Wednesday, 28 March 2001
GUAMUEZ VALLEY, Colombia – While Colombia insists it is cracking down on outlawed paramilitary groups, commanders of the right-wing units boast that they are actually spearheading the government’s US-funded offensive to wipe out the booming cocaine industry in guerrilla-held jungles in the south.
President Andres Pastrana and the military’s top brass have repeatedly vowed to crackdown on the burgeoning paramilitary forces and on officers and soldiers found collaborating with them. But there is credible evidence to back the paramilitary commanders’ assertions that they are actually functioning as the vanguard of ”Plan Colombia” – the campaign to eradicate illicit drug crops that Washington is financing with $1.3 billion in mostly military aid.
In months of covert operations in large swaths of Putumayo province in remote southern Colombia, both sides say, the right-wing forces have driven out leftist guerrilla units and killed suspected leftist sympathizers.
That cleared the way for the army’s US-trained anti-narcotics battalions to move in without fear of ambush and with less risk of having their helicopters and defoliant-spraying aircraft shot down.
The army’s 24th Brigade and Anti-Narcotics Brigade ”know where we are, and they draw up sketches and decide to spray where they know we have consolidated those zones. They have depended entirely on us,” said a paramilitary chieftain known by the nom de guerre ”Commando Wilson.” A former member of an army antiguerrilla unit, he now runs paramilitary operations in Putumayo.

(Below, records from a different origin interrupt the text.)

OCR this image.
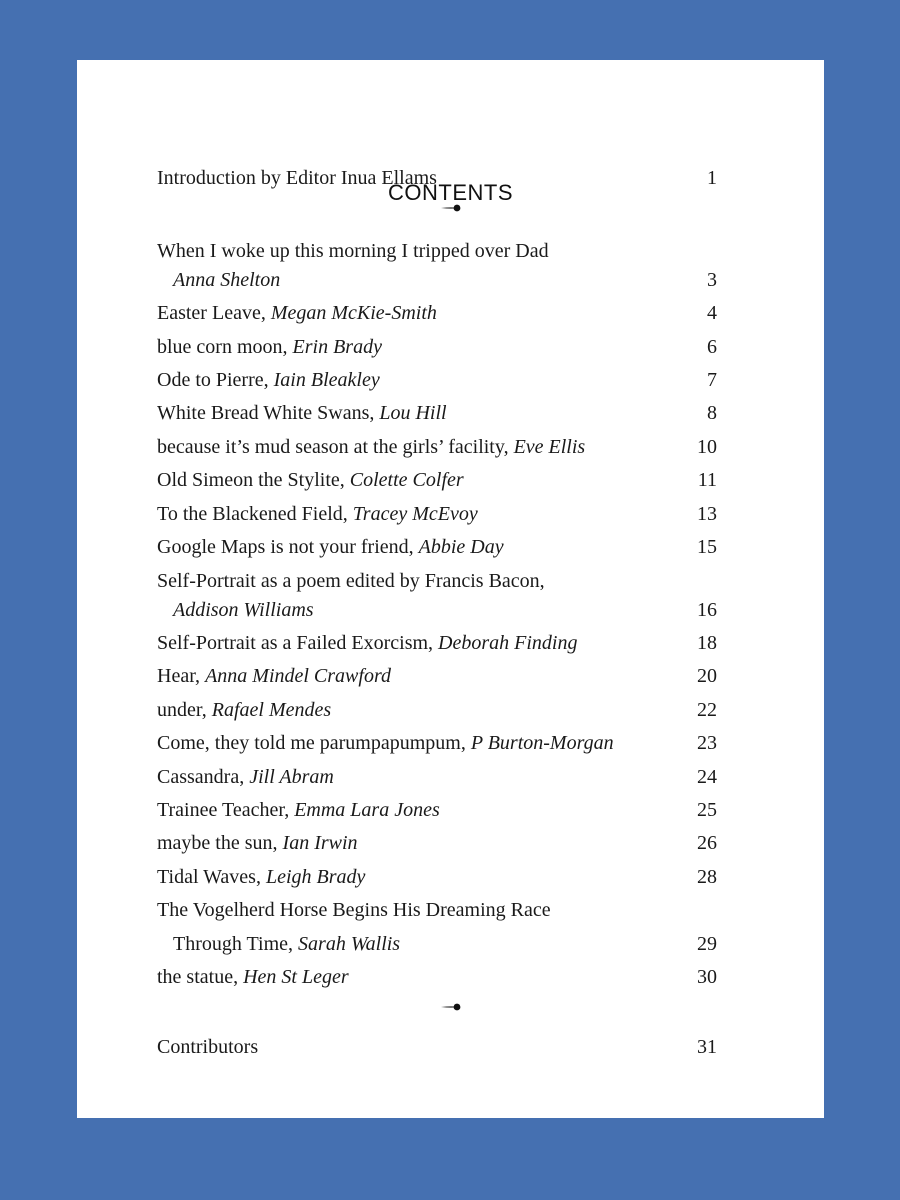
CONTENTS
Introduction by Editor Inua Ellams	1
When I woke up this morning I tripped over Dad
Anna Shelton	3
Easter Leave, Megan McKie-Smith	4
blue corn moon, Erin Brady	6
Ode to Pierre, Iain Bleakley	7
White Bread White Swans, Lou Hill	8
because it’s mud season at the girls’ facility, Eve Ellis	10
Old Simeon the Stylite, Colette Colfer	11
To the Blackened Field, Tracey McEvoy	13
Google Maps is not your friend, Abbie Day	15
Self-Portrait as a poem edited by Francis Bacon,
Addison Williams	16
Self-Portrait as a Failed Exorcism, Deborah Finding	18
Hear, Anna Mindel Crawford	20
under, Rafael Mendes	22
Come, they told me parumpapumpum, P Burton-Morgan	23
Cassandra, Jill Abram	24
Trainee Teacher, Emma Lara Jones	25
maybe the sun, Ian Irwin	26
Tidal Waves, Leigh Brady	28
The Vogelherd Horse Begins His Dreaming Race
Through Time, Sarah Wallis	29
the statue, Hen St Leger	30
Contributors	31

”Plan Colombia would be almost impossible without the help of the [paramilitary] self-defense forces. If we did not take control of zones ahead of the army, then the guerrillas would shoot down their planes,” he added, speaking on condition that the village that houses the paramilitary regional headquarters not be identified.
He said overall strategy was planned between his ”superiors” and the military, and he swaps the co-ordinates of his fighters’ positions with the army daily.
There are army detachments 20 minutes away on either side of the paramilitary command post. The dirt road through the valley is pockmarked with foxholes manned by paramilitary sentries. Trucks packed with up to 40 camouflage-clad fighters, bristling with machine guns and rocket launchers, rumble along the road regularly as they head out on search-and-destroy missions.